One analysis the authors performed showed that self-esteem was indeed correlated with narcissism. But a second type of analysis painted a more nuanced portrait. Self-esteem was associated with one of the two elements of narcissism: narcissistic admiration, or the desire to be loved by others. It was not, however, associated with another element: narcissistic rivalry, or the wish to dominate others.
The reason for any association between the two traits, the authors suspect, is simply that both people with high self-esteem and people with narcissism tend to evaluate themselves positively. The researchers also found no evidence that higher levels of self-esteem lead to increased narcissism over time. “Self-esteem and narcissism within the same person do not seem to go hand in hand,” the study’s lead author, Aleksandra Cichocka, a senior lecturer in psychology at the University of Kent, told me. “They seem to be quite separate states.”
Read: The persistent myth of the narcissistic Millennial
Other researchers have reached similar conclusions. Narcissists and people with high self-esteem appear to relate in totally different ways to other people, for example. People who have high self-esteem think of their social relationships as collaborative, while those with narcissism see the world as a zero-sum game. Only one person can be the best, they think, and it must be them.

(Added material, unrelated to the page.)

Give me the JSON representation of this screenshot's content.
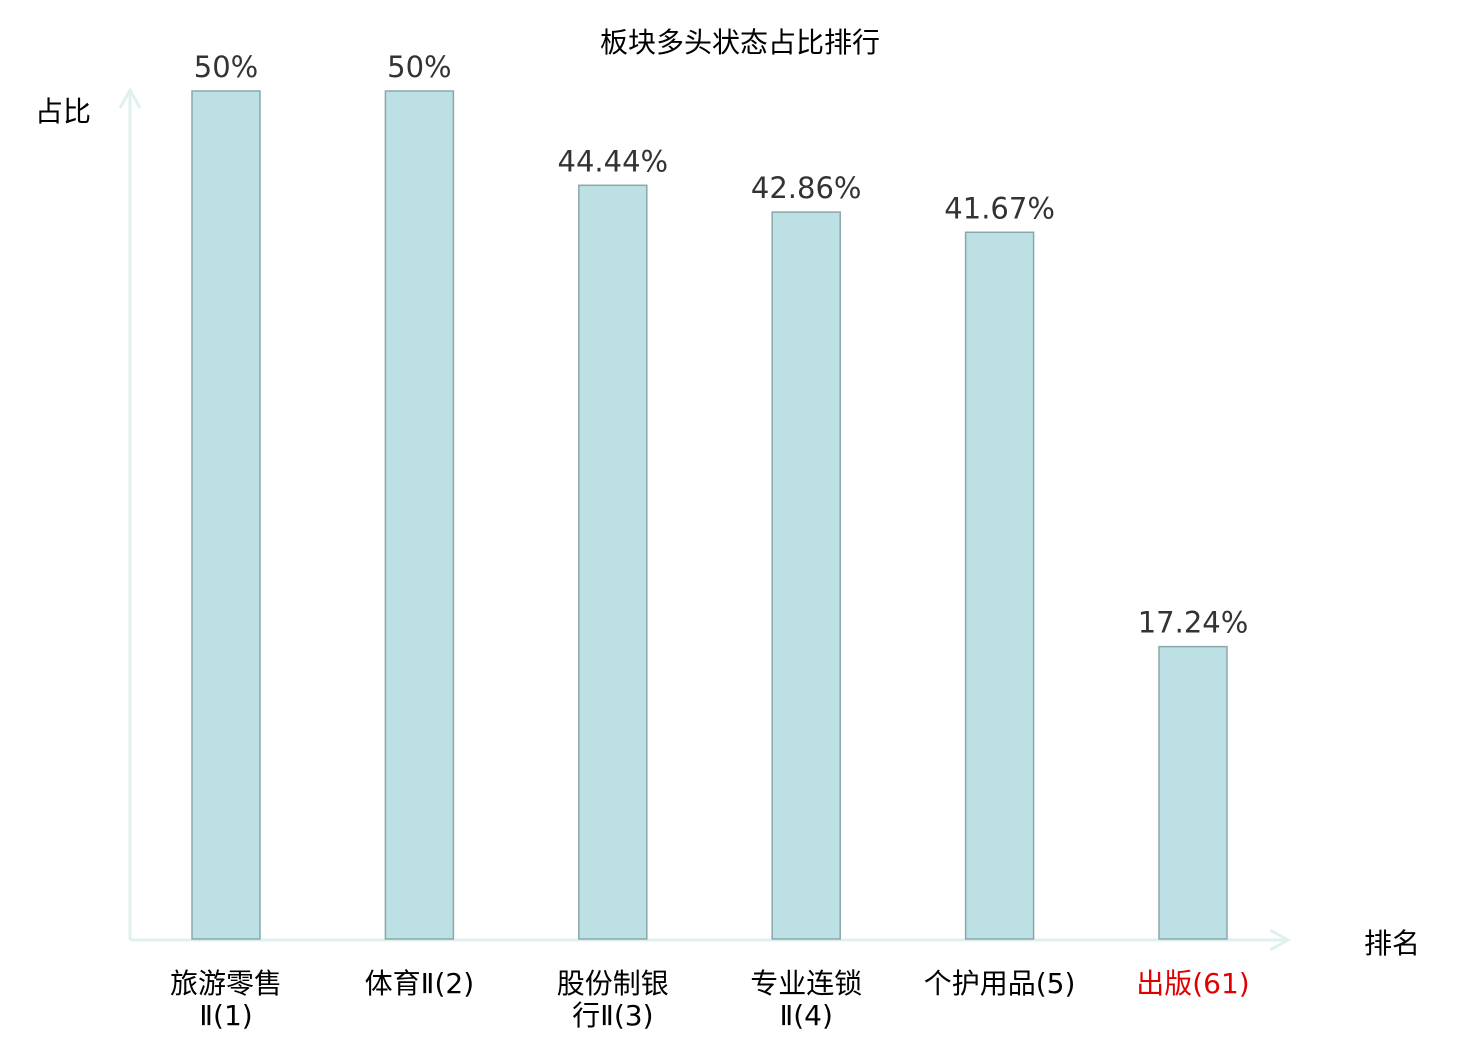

“Self-esteem is about being satisfied with yourself as a person and accepting yourself for who you are, regardless of how you compare to others,” said Eddie Brummelman, an assistant professor at the University of Amsterdam, who was not involved with the study. “Narcissism is very much about feeling superior to other people.” Though they may seem similar, in this view the two conditions are as different as happiness and sadness.
Read: How to spot a narcissist online
Brummelman has even found that narcissism and self-esteem are the result of two very different approaches to parenting. Both narcissism and self-esteem emerge at about age 7 or 8, he told me. Parents who treat their children like they’re more special and entitled than others might nurture the children’s narcissistic tendencies. Meanwhile, parents who appreciate kids for who they are and emphasize that they don’t have to stand out in order to earn approval are likely to foster high self-esteem. One reason some of those ’90s-era attempts to build self-esteem might have failed, Brummelman speculates, is that they actually did tell kids they were special. The approach inadvertently caused narcissism, not self-esteem.